Es ist anzunehmen, dass die Gemütslage der damaligen Menschen zurückzuführen ist auf die verstörenden Zeitumstände (Hungersnöte, Seuchen, Kriege, Naturkatastrophen usf. und die damit verbundene stete Todesnähe) sowie auf die Absurditäten des christl. Glaubens, nach welchem ein liebender Gott seine Geschöpfe in Versuchung - und somit möglicherweise in die Verdammnis - führen konnte.

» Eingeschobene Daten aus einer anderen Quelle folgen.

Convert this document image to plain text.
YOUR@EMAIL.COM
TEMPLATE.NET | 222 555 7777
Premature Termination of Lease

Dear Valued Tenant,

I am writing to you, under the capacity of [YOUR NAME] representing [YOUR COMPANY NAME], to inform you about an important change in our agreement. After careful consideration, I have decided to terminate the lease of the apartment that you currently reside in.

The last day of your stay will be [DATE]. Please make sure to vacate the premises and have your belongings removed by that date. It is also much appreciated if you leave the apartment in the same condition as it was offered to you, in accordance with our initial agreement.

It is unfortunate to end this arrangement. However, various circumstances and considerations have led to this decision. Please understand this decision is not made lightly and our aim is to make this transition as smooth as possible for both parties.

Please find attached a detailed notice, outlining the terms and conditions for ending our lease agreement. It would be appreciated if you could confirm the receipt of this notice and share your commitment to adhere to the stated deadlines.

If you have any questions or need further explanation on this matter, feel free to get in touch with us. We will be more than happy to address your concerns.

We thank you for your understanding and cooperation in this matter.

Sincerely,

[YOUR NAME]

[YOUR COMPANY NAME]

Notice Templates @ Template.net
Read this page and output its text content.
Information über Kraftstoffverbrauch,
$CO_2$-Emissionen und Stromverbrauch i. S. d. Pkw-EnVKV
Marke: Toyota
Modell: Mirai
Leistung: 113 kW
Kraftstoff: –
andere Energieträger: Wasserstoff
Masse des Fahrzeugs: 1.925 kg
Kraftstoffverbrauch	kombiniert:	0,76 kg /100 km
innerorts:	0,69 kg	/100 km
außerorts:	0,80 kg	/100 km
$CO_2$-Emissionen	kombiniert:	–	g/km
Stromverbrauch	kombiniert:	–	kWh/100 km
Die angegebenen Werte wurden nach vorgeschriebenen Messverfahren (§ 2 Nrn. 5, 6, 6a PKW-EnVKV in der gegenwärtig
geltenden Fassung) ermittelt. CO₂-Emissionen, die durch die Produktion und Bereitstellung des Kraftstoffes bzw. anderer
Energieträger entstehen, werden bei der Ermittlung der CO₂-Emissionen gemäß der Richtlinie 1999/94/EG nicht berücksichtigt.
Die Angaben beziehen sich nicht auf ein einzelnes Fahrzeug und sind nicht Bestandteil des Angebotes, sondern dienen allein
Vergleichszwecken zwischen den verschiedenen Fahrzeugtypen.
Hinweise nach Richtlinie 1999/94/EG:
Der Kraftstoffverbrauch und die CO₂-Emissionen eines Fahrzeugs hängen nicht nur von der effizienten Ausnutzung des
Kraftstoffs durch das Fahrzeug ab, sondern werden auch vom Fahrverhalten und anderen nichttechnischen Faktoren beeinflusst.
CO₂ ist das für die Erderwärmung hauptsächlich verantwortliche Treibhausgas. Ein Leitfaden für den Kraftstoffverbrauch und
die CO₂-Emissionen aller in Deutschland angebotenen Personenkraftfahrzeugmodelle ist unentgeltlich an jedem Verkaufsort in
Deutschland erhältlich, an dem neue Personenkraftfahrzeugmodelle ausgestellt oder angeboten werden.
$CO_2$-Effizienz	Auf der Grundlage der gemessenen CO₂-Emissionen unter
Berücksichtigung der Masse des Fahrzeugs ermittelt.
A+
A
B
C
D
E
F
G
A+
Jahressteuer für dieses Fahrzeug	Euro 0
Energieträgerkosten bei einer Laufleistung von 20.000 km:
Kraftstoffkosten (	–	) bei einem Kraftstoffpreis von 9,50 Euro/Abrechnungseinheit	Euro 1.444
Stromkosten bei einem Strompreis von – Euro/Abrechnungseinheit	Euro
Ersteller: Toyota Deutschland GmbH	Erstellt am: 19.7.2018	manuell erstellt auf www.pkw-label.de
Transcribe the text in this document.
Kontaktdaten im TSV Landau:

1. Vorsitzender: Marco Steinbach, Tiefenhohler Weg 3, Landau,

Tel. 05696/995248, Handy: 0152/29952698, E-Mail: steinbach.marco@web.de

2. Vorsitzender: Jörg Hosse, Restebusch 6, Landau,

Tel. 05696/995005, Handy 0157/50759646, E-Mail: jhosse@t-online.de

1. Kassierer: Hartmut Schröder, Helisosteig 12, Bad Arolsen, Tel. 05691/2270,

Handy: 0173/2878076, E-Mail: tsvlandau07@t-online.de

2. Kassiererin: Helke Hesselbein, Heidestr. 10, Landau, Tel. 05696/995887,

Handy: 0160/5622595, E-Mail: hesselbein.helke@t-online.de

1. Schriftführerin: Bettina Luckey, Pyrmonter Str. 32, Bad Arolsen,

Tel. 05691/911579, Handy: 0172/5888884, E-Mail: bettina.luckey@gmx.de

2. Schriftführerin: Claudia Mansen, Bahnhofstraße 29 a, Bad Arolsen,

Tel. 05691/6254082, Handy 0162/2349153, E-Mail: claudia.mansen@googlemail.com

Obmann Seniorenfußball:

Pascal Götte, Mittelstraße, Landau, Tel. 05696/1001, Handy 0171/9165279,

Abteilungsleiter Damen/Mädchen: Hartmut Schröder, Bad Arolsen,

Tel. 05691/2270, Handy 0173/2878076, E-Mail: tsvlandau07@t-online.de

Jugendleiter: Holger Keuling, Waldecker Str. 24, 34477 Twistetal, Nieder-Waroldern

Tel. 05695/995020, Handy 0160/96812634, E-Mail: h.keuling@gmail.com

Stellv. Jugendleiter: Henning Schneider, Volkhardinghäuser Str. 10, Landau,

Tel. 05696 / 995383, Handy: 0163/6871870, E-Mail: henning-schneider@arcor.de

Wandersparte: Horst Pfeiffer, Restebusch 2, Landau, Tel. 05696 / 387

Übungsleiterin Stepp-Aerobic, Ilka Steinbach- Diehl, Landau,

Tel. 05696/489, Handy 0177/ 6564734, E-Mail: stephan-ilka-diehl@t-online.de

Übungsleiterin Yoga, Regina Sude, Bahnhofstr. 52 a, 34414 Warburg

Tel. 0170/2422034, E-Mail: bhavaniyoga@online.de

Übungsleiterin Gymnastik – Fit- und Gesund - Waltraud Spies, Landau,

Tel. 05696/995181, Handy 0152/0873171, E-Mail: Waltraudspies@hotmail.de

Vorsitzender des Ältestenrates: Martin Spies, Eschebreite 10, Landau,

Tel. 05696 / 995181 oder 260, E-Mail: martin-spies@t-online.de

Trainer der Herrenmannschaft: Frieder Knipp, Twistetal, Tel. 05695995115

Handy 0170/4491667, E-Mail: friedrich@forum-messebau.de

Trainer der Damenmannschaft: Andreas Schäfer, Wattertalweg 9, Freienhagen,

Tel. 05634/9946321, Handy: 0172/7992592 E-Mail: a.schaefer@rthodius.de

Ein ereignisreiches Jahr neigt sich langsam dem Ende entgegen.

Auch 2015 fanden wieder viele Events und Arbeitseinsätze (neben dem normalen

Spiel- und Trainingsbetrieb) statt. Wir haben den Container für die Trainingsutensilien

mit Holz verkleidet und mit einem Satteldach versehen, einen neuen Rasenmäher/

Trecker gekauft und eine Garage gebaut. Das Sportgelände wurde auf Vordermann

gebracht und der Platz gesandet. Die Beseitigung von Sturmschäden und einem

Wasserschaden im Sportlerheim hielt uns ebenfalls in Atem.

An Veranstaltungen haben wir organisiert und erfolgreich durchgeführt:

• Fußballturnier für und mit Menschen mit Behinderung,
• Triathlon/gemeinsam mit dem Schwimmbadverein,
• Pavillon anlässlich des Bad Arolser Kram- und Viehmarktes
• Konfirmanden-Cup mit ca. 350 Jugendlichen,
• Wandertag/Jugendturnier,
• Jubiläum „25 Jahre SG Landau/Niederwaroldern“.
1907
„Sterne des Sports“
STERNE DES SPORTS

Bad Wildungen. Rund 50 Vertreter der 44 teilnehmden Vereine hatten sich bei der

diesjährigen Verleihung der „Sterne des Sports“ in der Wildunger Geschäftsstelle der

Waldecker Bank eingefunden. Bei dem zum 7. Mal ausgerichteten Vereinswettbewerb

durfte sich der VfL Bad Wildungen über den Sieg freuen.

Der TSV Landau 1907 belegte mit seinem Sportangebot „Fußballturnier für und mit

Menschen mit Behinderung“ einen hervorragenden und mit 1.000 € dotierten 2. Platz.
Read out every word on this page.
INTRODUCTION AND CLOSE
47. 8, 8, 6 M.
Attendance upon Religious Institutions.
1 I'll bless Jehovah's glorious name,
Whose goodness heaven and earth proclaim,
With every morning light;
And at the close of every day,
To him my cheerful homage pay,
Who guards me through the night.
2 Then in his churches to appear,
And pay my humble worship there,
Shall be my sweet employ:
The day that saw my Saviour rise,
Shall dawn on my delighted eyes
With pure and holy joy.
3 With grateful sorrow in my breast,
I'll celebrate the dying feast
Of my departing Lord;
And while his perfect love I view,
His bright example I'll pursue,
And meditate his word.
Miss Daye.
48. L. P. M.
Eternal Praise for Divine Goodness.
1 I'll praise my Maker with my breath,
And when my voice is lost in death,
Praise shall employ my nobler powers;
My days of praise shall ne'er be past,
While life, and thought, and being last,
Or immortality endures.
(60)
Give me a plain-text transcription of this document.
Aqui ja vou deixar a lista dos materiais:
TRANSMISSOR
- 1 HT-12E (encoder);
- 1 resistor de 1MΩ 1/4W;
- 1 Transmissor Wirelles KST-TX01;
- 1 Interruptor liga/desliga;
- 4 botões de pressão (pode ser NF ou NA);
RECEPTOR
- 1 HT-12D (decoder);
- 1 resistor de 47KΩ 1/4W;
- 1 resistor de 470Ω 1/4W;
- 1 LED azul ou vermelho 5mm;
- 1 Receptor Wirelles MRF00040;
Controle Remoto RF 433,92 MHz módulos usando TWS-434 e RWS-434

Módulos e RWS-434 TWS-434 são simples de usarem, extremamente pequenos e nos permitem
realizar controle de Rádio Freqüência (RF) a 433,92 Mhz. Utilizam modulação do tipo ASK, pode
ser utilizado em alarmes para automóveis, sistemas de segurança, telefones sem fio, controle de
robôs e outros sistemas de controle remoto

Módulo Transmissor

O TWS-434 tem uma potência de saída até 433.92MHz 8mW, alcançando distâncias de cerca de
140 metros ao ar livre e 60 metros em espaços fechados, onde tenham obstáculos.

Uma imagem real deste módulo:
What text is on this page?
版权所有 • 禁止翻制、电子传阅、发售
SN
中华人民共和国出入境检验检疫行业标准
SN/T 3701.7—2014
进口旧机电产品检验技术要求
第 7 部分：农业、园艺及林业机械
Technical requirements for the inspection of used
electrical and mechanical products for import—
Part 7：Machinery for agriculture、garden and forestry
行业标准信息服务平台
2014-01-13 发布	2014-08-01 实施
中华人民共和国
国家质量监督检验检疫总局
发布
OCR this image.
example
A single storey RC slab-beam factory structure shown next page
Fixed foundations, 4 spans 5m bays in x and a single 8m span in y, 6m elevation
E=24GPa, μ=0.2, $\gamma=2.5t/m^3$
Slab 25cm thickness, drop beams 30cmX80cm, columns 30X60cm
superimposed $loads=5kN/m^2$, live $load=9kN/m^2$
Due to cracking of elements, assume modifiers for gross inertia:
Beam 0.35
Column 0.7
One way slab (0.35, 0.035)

(s. Angst; Antisemitismus; Bauernverspottung; Blindenwettkampf; Elisabeth (Heilige); Fasnachtsspiel; Fremdheit; Freude (s. vreude); Gemütsleiden (s. Geisteskrankheiten; Glück; Grausamkeit; Hass (s.a, Brunnenvergiftung; Heimweh; Hexenwahn; Höfische Minne; Lachen; Laster; Liebe; Liebeskrankheit; Meinung, Beeinflussung der; Mitleid; Schadenfreude; Schuld (Theol.); Tierquälerei (s. Katzen); Lachen; Seelenschmerzen; Tränen; Trauer; Unglück; Veitstanz; vreude)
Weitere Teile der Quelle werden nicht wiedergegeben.